Many thanks for your quick replies. I found that:> hist(urban.long[,3])  worked 
and displayed the data as I hoped. This reveals that the data are strongly 
distributed towards the value '1',  and the other bars on the histogram are 
difficult to distinguish from each other as they are very small.
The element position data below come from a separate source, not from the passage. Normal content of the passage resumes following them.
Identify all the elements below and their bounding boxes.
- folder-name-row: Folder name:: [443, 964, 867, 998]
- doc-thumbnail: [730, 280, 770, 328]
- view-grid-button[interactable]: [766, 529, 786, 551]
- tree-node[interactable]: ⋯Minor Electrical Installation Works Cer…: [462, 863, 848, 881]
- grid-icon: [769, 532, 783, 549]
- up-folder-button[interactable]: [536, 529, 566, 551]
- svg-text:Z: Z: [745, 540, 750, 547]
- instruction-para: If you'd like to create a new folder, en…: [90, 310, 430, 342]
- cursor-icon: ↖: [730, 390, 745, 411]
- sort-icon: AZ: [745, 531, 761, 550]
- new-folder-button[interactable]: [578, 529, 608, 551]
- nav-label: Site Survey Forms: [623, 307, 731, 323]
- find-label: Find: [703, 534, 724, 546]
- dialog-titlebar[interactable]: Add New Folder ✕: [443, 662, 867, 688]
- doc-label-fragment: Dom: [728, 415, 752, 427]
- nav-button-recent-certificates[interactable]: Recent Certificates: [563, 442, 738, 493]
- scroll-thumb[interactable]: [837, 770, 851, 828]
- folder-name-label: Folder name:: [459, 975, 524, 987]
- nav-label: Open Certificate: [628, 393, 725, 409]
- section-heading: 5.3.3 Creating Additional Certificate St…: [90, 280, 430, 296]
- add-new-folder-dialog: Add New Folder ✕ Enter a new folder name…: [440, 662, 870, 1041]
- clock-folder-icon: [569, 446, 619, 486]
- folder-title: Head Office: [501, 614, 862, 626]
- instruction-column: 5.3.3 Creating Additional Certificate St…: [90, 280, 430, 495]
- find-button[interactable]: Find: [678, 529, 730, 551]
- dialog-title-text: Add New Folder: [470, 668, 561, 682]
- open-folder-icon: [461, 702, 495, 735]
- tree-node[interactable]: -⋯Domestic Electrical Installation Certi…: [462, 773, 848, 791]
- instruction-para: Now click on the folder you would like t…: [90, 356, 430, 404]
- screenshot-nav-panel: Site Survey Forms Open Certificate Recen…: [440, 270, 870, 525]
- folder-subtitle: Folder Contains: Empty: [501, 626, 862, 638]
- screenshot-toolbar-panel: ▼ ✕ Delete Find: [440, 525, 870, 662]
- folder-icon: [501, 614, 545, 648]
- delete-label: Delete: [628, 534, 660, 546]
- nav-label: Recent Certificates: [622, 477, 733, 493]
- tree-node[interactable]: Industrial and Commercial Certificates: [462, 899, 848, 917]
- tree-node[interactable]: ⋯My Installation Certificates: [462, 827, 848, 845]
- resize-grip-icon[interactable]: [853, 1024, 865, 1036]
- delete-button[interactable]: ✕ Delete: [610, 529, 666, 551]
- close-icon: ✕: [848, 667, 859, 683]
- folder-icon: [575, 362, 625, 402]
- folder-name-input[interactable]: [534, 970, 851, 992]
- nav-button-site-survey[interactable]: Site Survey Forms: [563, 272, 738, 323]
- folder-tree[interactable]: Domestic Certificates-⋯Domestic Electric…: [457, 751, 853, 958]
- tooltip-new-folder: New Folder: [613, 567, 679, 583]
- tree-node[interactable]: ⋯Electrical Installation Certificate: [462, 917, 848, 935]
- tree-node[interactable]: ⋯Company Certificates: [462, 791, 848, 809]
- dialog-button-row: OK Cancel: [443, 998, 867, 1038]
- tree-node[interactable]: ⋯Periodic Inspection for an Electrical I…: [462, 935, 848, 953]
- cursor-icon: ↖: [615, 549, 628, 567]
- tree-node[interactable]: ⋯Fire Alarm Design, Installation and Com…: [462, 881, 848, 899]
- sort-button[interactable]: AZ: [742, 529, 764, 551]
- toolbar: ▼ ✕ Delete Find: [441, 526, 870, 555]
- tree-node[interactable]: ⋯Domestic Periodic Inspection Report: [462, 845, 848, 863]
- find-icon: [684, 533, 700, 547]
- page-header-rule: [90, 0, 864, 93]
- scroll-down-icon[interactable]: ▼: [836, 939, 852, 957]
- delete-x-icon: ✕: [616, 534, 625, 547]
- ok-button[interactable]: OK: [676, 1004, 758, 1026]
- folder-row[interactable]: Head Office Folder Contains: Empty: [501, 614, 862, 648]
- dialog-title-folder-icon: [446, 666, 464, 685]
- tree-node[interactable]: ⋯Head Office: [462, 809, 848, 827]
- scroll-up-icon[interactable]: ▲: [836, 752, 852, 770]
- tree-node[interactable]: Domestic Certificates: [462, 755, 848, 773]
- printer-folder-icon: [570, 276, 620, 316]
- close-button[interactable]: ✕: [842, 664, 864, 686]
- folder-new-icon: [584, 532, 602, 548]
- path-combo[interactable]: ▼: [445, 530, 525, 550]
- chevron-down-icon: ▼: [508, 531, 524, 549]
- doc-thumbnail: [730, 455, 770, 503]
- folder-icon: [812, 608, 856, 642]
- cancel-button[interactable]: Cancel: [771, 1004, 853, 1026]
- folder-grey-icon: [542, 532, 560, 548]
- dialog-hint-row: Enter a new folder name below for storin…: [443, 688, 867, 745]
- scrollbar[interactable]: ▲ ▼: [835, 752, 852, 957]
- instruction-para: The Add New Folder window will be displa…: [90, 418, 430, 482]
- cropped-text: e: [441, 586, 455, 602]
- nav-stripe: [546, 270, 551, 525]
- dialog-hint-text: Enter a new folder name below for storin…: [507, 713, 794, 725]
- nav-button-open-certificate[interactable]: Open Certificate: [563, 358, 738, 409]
I therefore wish to examine all values of urban.long[,3] which are greater than 
1.  I have tried the following, but receive error messages each time:

> hist(urban.long[,3]>1)
Error in hist.default(urban.long[, 3]> 1) : 'x' must be numeric
> hist(urban.long[urban.long[,3]>1])
Error in `[.data.frame`(urban.long, urban.long[, 3]> 1) :
  undefined columns selected
> hist(urban.long[urban.long[,3]>1])
Error in `[.data.frame`(urban.long, urban.long[, 3]> 1) :
  undefined columns selected
> hist(as.numeric(urban.long[urban.long[,3]>1]))
Error in `[.data.frame`(urban.long, urban.long[, 3]> 1) :
  undefined columns selected
> hist(as.numeric(as.character(urban.long[urban.long[,3]>1])))
Error in `[.data.frame`(urban.long, urban.long[, 3]> 1) :
  undefined columns selected


Here is some information about the data:

> class(urban.long[,3])
[1] "numeric"
> str(urban.long[,3])
 num [1:67609] 1 1 1 1 1 1 1 1 1 1 ...


I'm probably doing something fairly obvious wrong - if anyone could point this 
out to me then I'd be very thankful!